Last November I took part in the 30 Day Map Challenge. An excellent project suggested by Topi Tjukanov on twitter:
I perhaps had a bit of an advantage. I had already completed a very similar challenge in 2014. Mapvember.
Where I made a post on this blog every day for all of November, primarily maps.
There are a lot of advantages to this style of map creation and a few down sides.
- It puts a time limit on the maps. This forces you to put them out there no matter the status. It is easy to leave maps half finished because they are not perfect. I know the internet can be a harsh critic sometimes, but you are making a map a day, it won’t be perfect.
- You can revisit some older maps that have been discarded in the past. Perhaps they didn’t look so good, weren’t so interesting. That doesn’t matter, you are posting a map a day they don’t have to be perfect.
- There are a lot of ideas out there. I use a Google keep note to store map ideas I have. The list keeps on getting longer and without some pushing it never gets shorter.
- Collaboration. There were some great maps made, and every day you could enjoy them as well, feeling part of the community. Sharing ideas and techniques.

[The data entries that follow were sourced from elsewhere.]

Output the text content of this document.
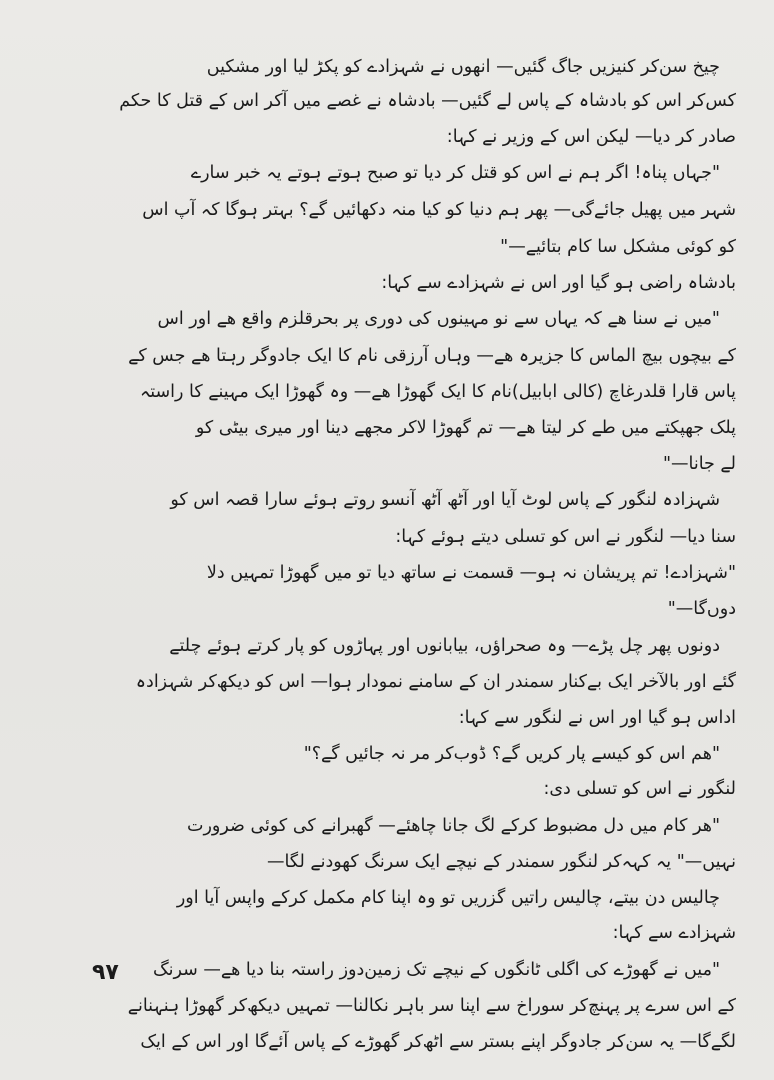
چیخ سن‌کر کنیزیں جاگ گئیں— انھوں نے شہزادے کو پکڑ لیا اور مشکیں
کس‌کر اس کو بادشاہ کے پاس لے گئیں— بادشاہ نے غصے میں آکر اس کے قتل کا حکم
صادر کر دیا— لیکن اس کے وزیر نے کہا:
"جہاں پناہ! اگر ہم نے اس کو قتل کر دیا تو صبح ہوتے ہوتے یہ خبر سارے
شہر میں پھیل جائےگی— پھر ہم دنیا کو کیا منہ دکھائیں گے؟ بہتر ہوگا کہ آپ اس
کو کوئی مشکل سا کام بتائیے—"
بادشاہ راضی ہو گیا اور اس نے شہزادے سے کہا:
"میں نے سنا ھے کہ یہاں سے نو مہینوں کی دوری پر بحرقلزم واقع ھے اور اس
کے بیچوں بیچ الماس کا جزیرہ ھے— وہاں آرزقی نام کا ایک جادوگر رہتا ھے جس کے
پاس قارا قلدرغاچ (کالی ابابیل)نام کا ایک گھوڑا ھے— وہ گھوڑا ایک مہینے کا راستہ
پلک جھپکتے میں طے کر لیتا ھے— تم گھوڑا لاکر مجھے دینا اور میری بیٹی کو
لے جانا—"
شہزادہ لنگور کے پاس لوٹ آیا اور آٹھ آٹھ آنسو روتے ہوئے سارا قصہ اس کو
سنا دیا— لنگور نے اس کو تسلی دیتے ہوئے کہا:
"شہزادے! تم پریشان نہ ہو— قسمت نے ساتھ دیا تو میں گھوڑا تمہیں دلا
دوں‌گا—"
دونوں پھر چل پڑے— وہ صحراؤں، بیابانوں اور پہاڑوں کو پار کرتے ہوئے چلتے
گئے اور بالآخر ایک بےکنار سمندر ان کے سامنے نمودار ہوا— اس کو دیکھ‌کر شہزادہ
اداس ہو گیا اور اس نے لنگور سے کہا:
"ھم اس کو کیسے پار کریں گے؟ ڈوب‌کر مر نہ جائیں گے؟"
لنگور نے اس کو تسلی دی:
"ھر کام میں دل مضبوط کرکے لگ جانا چاھئے— گھبرانے کی کوئی ضرورت
نہیں—" یہ کہہ‌کر لنگور سمندر کے نیچے ایک سرنگ کھودنے لگا—
چالیس دن بیتے، چالیس راتیں گزریں تو وہ اپنا کام مکمل کرکے واپس آیا اور
شہزادے سے کہا:
"میں نے گھوڑے کی اگلی ٹانگوں کے نیچے تک زمین‌دوز راستہ بنا دیا ھے— سرنگ
کے اس سرے پر پہنچ‌کر سوراخ سے اپنا سر باہر نکالنا— تمہیں دیکھ‌کر گھوڑا ہنہنانے
لگےگا— یہ سن‌کر جادوگر اپنے بستر سے اٹھ‌کر گھوڑے کے پاس آئےگا اور اس کے ایک
۹۷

- Increase your talents. The only way you are going to get better at mapping is by making some maps. No better way to do it than pushing yourself.

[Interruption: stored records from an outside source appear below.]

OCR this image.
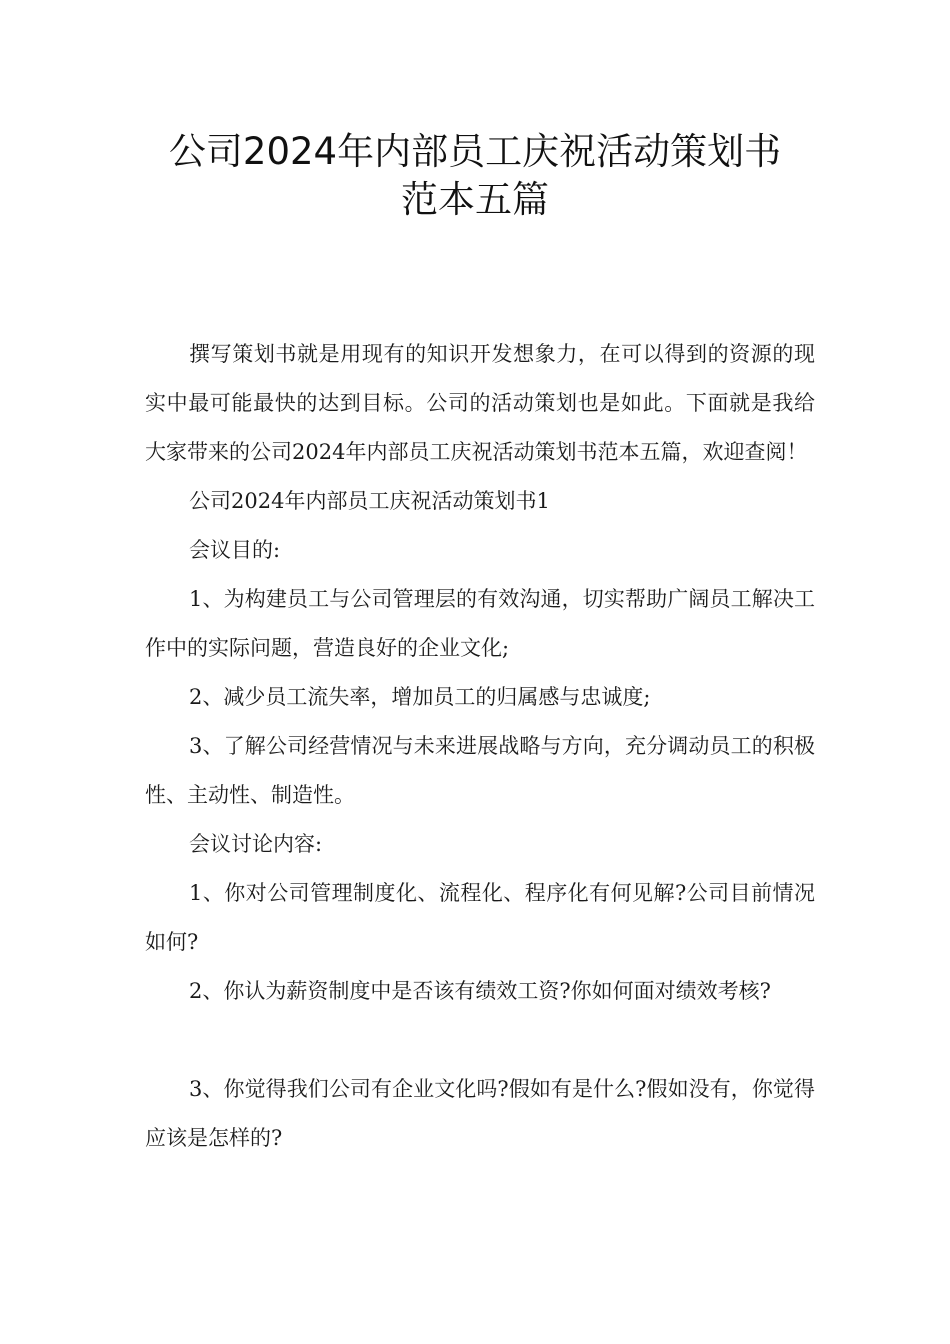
公司2024年内部员工庆祝活动策划书
范本五篇

撰写策划书就是用现有的知识开发想象力，在可以得到的资源的现实中最可能最快的达到目标。公司的活动策划也是如此。下面就是我给大家带来的公司2024年内部员工庆祝活动策划书范本五篇，欢迎查阅！

公司2024年内部员工庆祝活动策划书1

会议目的:

1、为构建员工与公司管理层的有效沟通，切实帮助广阔员工解决工作中的实际问题，营造良好的企业文化;

2、减少员工流失率，增加员工的归属感与忠诚度;

3、了解公司经营情况与未来进展战略与方向，充分调动员工的积极性、主动性、制造性。

会议讨论内容:

1、你对公司管理制度化、流程化、程序化有何见解?公司目前情况如何?

2、你认为薪资制度中是否该有绩效工资?你如何面对绩效考核?

3、你觉得我们公司有企业文化吗?假如有是什么?假如没有，你觉得应该是怎样的?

- Work with new data. 30 maps is a lot of maps. You can explore new datasets and new software.
- Grow your following. As the challenge is on Twitter it is a good way to build your following. I got 139 new followers over the month. Now for some people that isn’t much. But I only have 600 in general so it’s a sizeable amount. Although I’m not sure there is that much value to followers. But 197k impressions is good? 1 follower per 1000 who saw a map.

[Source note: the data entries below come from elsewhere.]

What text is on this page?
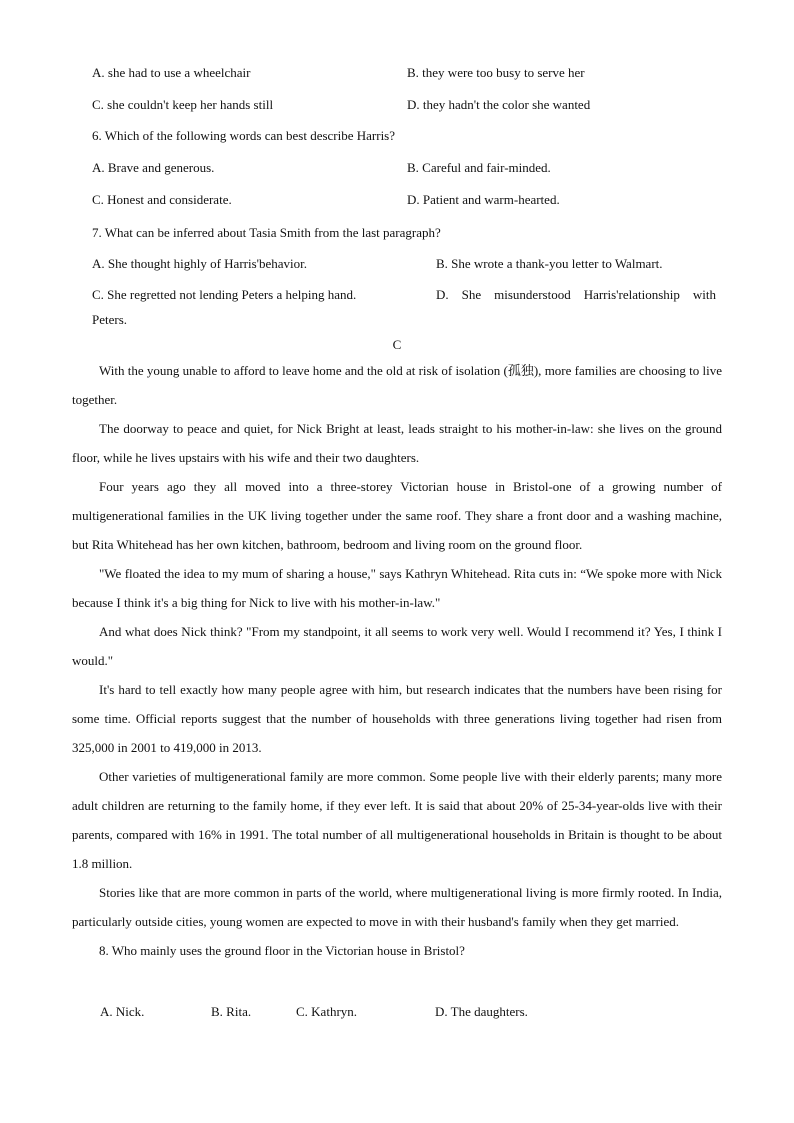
A. she had to use a wheelchair	B. they were too busy to serve her
C. she couldn't keep her hands still	D. they hadn't the color she wanted
6. Which of the following words can best describe Harris?
A. Brave and generous.	B. Careful and fair-minded.
C. Honest and considerate.	D. Patient and warm-hearted.
7. What can be inferred about Tasia Smith from the last paragraph?
A. She thought highly of Harris'behavior.	B. She wrote a thank-you letter to Walmart.
C. She regretted not lending Peters a helping hand.	D.    She    misunderstood    Harris'relationship    with
Peters.
C

With the young unable to afford to leave home and the old at risk of isolation (孤独), more families are choosing to live together.

The doorway to peace and quiet, for Nick Bright at least, leads straight to his mother-in-law: she lives on the ground floor, while he lives upstairs with his wife and their two daughters.

Four years ago they all moved into a three-storey Victorian house in Bristol-one of a growing number of multigenerational families in the UK living together under the same roof. They share a front door and a washing machine, but Rita Whitehead has her own kitchen, bathroom, bedroom and living room on the ground floor.

"We floated the idea to my mum of sharing a house," says Kathryn Whitehead. Rita cuts in: “We spoke more with Nick because I think it's a big thing for Nick to live with his mother-in-law."

And what does Nick think? "From my standpoint, it all seems to work very well. Would I recommend it? Yes, I think I would."

It's hard to tell exactly how many people agree with him, but research indicates that the numbers have been rising for some time. Official reports suggest that the number of households with three generations living together had risen from 325,000 in 2001 to 419,000 in 2013.

Other varieties of multigenerational family are more common. Some people live with their elderly parents; many more adult children are returning to the family home, if they ever left. It is said that about 20% of 25-34-year-olds live with their parents, compared with 16% in 1991. The total number of all multigenerational households in Britain is thought to be about 1.8 million.

Stories like that are more common in parts of the world, where multigenerational living is more firmly rooted. In India, particularly outside cities, young women are expected to move in with their husband's family when they get married.

8. Who mainly uses the ground floor in the Victorian house in Bristol?

A. Nick.	B. Rita.	C. Kathryn.	D. The daughters.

30 maps is a lot of maps to make. A day is a short time to make one. My tactic, based on my previous experience, was to make a few upfront and ready to go. So by the time November started I had a few maps ready, so I could be ahead of the curve.
I used tweetdeck to schedule the tweets. I didn’t map on the weekend for the most part. I had other commitments, so scheduling and making some easy maps was crucial to completing the challenge.
There are no real rules to the challenge, interpret it how you wish. Do a map a day, or a map a week, but the important part is enjoying it.
There is a great website that collects all the maps created by theme and creator:
I have posted all of my maps here.
With a select few favorites:
Day 1 – Points – Ireland’s population mapped as one point per person. 6,572,675 points in total:
Day 2 – Lines – 1 week of flying for Ryanair EI-DYP Boeing 737-800:
Day 5 – Raster – Total rainfall in Ireland in 2018 from Met Eireann data:
Day 10 – Black and White – Register of renewed liquor licences: Publican’s Houses Dublin:
Day 19 – Urban – Perhaps Dublin’s most confused street:
All in all I whole heartedly recommend taking part when November rolls around again.